Sia il Labour che i conservatori di David Cameron avanzano proposte per ripristinare la quota di finanziamento pubblico. E il motivo è paradossalmente lo stesso di chi vuole il contrario: dopo i molti scandali su lobby e gruppi di pressione tutti chiedono più trasparenza
Meno soldi dai privati, più soldi dallo Stato. Mentre in molti Paesi europei, Italia compresa, viene messo in discussione il finanziamento pubblico ai partiti, nel Regno Unito c’è chi pensa di tornare al passato e di “liberare dal peso del denaro le formazioni politiche”. Così il Labour, nel suo manifesto in vista delle elezioni politiche del 2015 che verrà pubblicato entro qualche mese, proporrà di porre un limite di 5mila sterline alle donazioni private e, contemporaneamente, di aumentare la quota di sovvenzioni provenienti dallo Stato, nel caso in cui dovesse andare al governo. E, nel caso dovesse avvenire, sarebbe anche una rivoluzione sul fronte delle relazioni fra partiti nel Regno Unito. Finora, infatti, è sempre stata consuetudine che tutte le decisioni sul finanziamento venissero prese di concerto fra le tre principali formazioni, laburisti, conservatori e liberaldemocratici, queste ultime due attualmente al governo nella coalizione guidata da David Cameron. Ma il Labour, ora, vuole andare avanti in solitudine.
In questo, il partito è spinto anche dalle pressioni provenienti proprio da Cameron che ha promesso una legge “sulle lobby” che spezzi il legame fra sindacati e laburisti, costringendo le potenti union a dare libertà di scelta ai propri iscritti. L’affiliazione dei sindacati al principale partito di opposizione, così, non potrà essere automatica, ma ogni membro dovrà dare il suo consenso e potrà e dovrà decidere se versare o no una quota mensile al Labour. Parlando al congresso dei sindacati confederali di pochi giorni fa, il leader laburista Ed Miliband ha detto di avere “lo stesso progetto. Ma le sigle sindacali non possono essere forzate da una legge, non serve una nuova norma per decidere questo nuovo rapporto fra sindacati e Labour”. Cameron insomma vorrebbe imporre un nuovo tipo di relazione. Miliband dice: “No grazie, decidiamo noi per noi stessi”.

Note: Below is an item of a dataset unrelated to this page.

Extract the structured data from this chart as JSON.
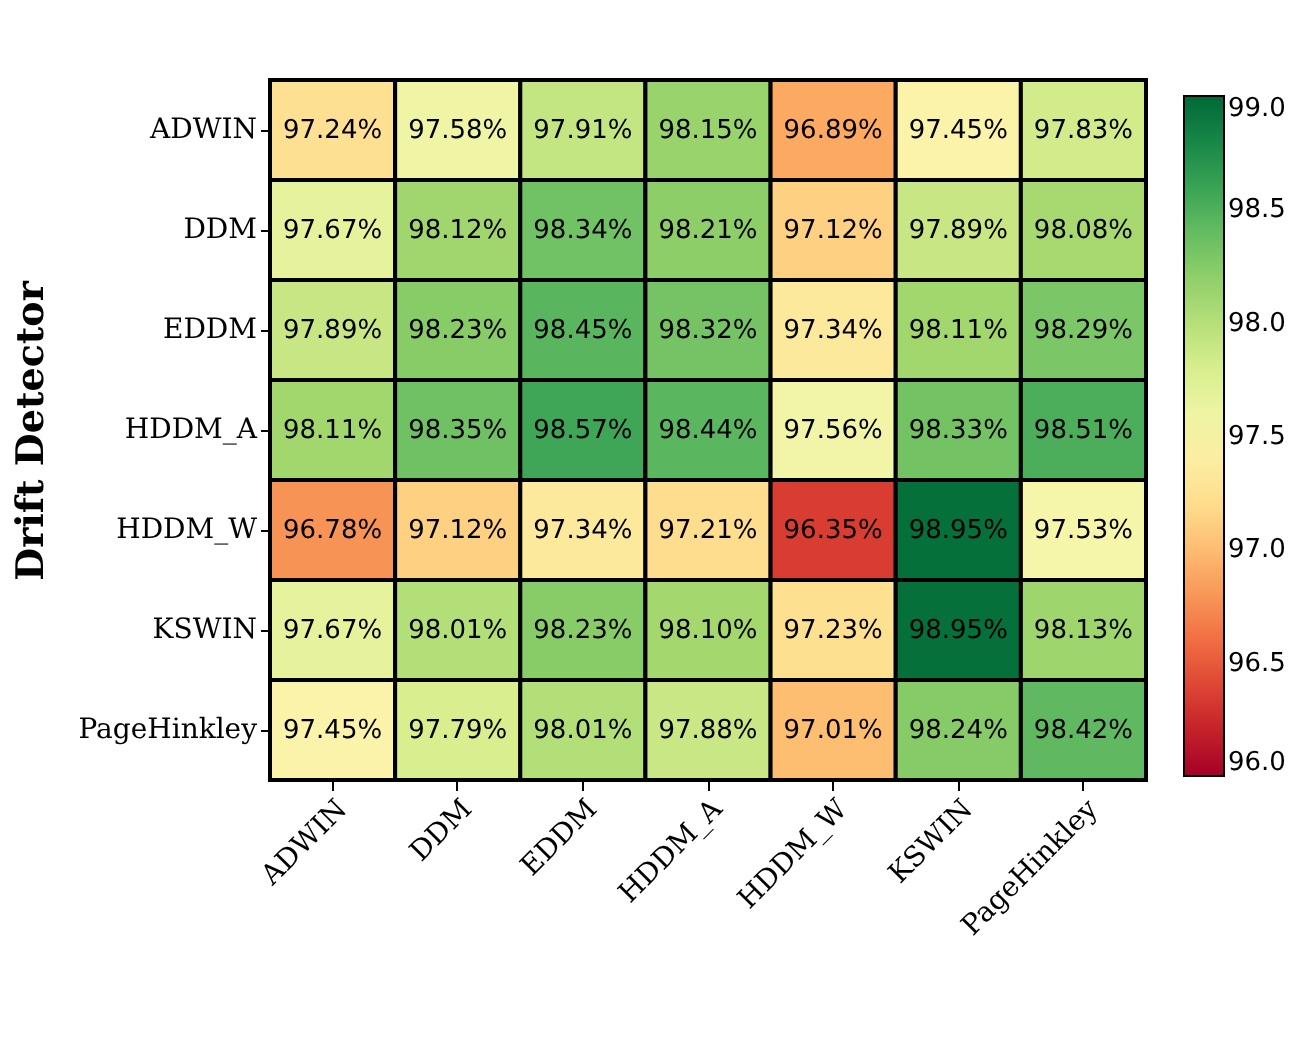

Ma, al di là del rapporto fra sindacati e partiti, è proprio la questione del finanziamento pubblico alle formazioni politiche a entrare, dalla porta di servizio, nella scena britannica. Il Committee on standards of public life, un ente con capacità di proposta sulle questioni politiche e di cittadinanza, ha infatti suggerito una soluzione all’eventuale crisi di fondi dovuta a un limite alle donazioni private. “Si diano 23 milioni di sterline all’anno a ogni partito principale”, ha detto il comitato, perché anche il partito conservatore, ora, spinto dalle discussioni del momento, ha proposto un limite ai “regali” provenienti da cittadini, imprese e lobby in generale. Un limite più alto, di 50mila sterline, ma che fa capire come, in realtà, non siano infrequenti donazioni di molto superiori, soprattutto da parte dei gruppi di pressione. Una realtà vissuta sempre più con imbarazzo dai partiti britannici, finiti più volte nell’occhio del ciclone per scandali legati ai pesanti condizionamenti da parte di aziende, associazioni professionali, think tank ultraliberisti o, appunto, sindacati. La soluzione quindi pare essere stata trovata: spezzare il legame con il portafoglio dei privati e rivolgersi, di nuovo, allo Stato. Un tema che quasi sicuramente sarà al centro delle discussioni da qui alle prossime elezioni.